Les DRH s’étonnent parfois de voir à quel point les jeunes collaborateurs, pourtant saturés d’heures en salle de classe depuis leur enfance, pensent qu’il n’est de formation que quand un formateur patenté s’occupe d’eux pour dispenser ses savoirs, idéalement hors les murs de l’entreprise, c’est-à-dire hors la pression du travail quotidien.
Pourtant, on le sait, la réalité de l’apprentissage de savoir et savoir-faire nouveaux et, plus en encore, de savoir-être, passe moins par la salle de classe, fut-elle professionnelle, que par l’action menée en commun, par la construction de solutions élaborées ensemble face à un problème rencontré dans le cours de l’action, par l’ajustement des comportements en se conformant à l’attitude des plus expérimentés.

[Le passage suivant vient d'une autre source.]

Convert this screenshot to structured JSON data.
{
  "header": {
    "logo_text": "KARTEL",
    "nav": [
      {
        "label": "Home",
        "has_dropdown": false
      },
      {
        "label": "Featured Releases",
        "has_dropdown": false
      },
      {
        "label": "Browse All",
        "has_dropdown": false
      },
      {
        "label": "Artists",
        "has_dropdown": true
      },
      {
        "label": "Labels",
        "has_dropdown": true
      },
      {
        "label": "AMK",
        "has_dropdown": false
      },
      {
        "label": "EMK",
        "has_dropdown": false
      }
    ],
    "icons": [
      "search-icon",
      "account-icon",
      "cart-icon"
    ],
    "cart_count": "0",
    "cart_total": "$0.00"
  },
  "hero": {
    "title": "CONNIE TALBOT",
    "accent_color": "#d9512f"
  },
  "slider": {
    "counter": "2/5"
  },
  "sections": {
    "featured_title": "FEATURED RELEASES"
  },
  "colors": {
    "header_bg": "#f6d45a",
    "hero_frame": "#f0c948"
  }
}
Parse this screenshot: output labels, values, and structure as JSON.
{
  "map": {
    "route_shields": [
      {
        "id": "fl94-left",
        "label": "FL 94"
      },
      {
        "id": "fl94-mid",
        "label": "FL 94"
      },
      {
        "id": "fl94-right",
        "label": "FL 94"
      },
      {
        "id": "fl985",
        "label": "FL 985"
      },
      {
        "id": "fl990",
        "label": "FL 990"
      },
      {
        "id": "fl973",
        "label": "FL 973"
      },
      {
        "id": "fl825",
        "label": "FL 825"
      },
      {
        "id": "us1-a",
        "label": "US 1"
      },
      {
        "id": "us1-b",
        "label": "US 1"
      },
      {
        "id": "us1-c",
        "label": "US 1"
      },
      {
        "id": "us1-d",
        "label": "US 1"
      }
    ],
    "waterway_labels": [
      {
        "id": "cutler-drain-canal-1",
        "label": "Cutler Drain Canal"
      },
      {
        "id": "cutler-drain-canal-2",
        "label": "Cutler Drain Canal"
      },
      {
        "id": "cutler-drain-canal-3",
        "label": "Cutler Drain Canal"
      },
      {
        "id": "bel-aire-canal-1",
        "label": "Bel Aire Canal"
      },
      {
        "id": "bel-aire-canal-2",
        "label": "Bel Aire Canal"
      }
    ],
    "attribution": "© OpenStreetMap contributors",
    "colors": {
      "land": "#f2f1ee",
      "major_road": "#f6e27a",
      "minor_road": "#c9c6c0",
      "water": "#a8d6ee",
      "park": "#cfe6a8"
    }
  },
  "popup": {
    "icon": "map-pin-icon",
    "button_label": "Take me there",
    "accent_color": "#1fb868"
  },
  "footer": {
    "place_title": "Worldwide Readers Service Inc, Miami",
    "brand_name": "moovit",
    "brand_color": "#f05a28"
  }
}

En un mot, pour améliorer la transmission de connaissances et de compétences, ne conviendrait-il pas de préférer le compagnonnage à la formation formelle ?
Le sujet n’est pas nouveau. La question de la transmission traverse l’histoire de l’humanité.
Les tenants de la formation formelle voient dans la formalisation, c’est-à-dire dans la conceptualisation et la théorisation, la capacité à produire et à transmettre un corpus de connaissances génériques autrement plus précieuses qu’un ensemble de récits d’expériences racontés par des anciens combattants, incapables de faire autre chose que de raconter encore et toujours leurs mêmes guerres aux jeunes générations. Et la formation formelle permet un transfert autrement plus condensé que l’apprentissage sur le tas, lequel a besoin de beaucoup de temps pour offrir un ensemble d’expériences, vécues seul ou en commun avec un maître d’apprentissage.
Autant éviter à chacun le coût et la durée de l’expérimentation individuelle. L’argument semble imparable. Il y a là une source d’économie de moyens, pour le formé comme pour le formateur.
Sauf qu’il faut s’interroger sur ce qu’il reste d’une séance de transmission de connaissances formelles, désincarnées, décontextualisées, hors sol. Le résidu utile, ce qui en est retenu au final est souvent minime, mal assimilé, flou, difficile à mettre en œuvre.
Le monde éducatif le sait bien, qui a inventé la gradation bien connue : cours, TD, travail sur projet. Il faut d’ailleurs compléter cette gradation en y ajoutant l’apprentissage, l’année de césure, et, plus explicitement encore, l’irremplaçable expérience professionnelle. Car il y a bien là une université de la vie, qui arme pour l’action, même si elle ne délivre pas de diplômes (ou plutôt ne permettait pas d’obtenir de diplômes jusqu’à la mise en place de la validation des acquis de l’expérience, la VAE). Mais ce qui importe dans la formation par compagnonnage, c’est de scander l’apprentissage qui s’opère par l’expérience de l’action en le mettant en exergue, en explicitant ce qu’il peut en être retenu, en le relativisant aussi, en un mot en invitant à un travail de réflexivité sur sa pratique pour apprendre à apprendre de son expérience et s’efforcer de consolider ses apprentissages empiriques par de la connaissance formelle.
Car l’expérience personnelle ne suffit pas en ce qu’elle est nécessairement locale, spécifique à son contexte, limitée. La puissance formatrice de l’empirique trouve ses limites dans la difficulté à en tirer les leçons, à structurer ce qui peut en émerger et à la mettre en perspective.
L’apprentissage d’une langue peut s’opérer dans la rue, mais seule une formation formelle de la grammaire permettra d’apprendre la structure et les règles de la langue.
Il ne s’agit donc surtout pas d’opposer formation formelle et formation par compagnonnage. Il s’agit de les adosser l’une à l’autre. En veillant à sensibiliser les tuteurs du compagnonnage non seulement sur le devoir de transmission, mais aussi et surtout sur les conditions d’efficacité de cette transmission et sur l’invitation corollaire à la réflexivité et … à la formation formelle qui structure, articule et ainsi consolide ce qui a été appris sur le tas, en le mettant en perspective.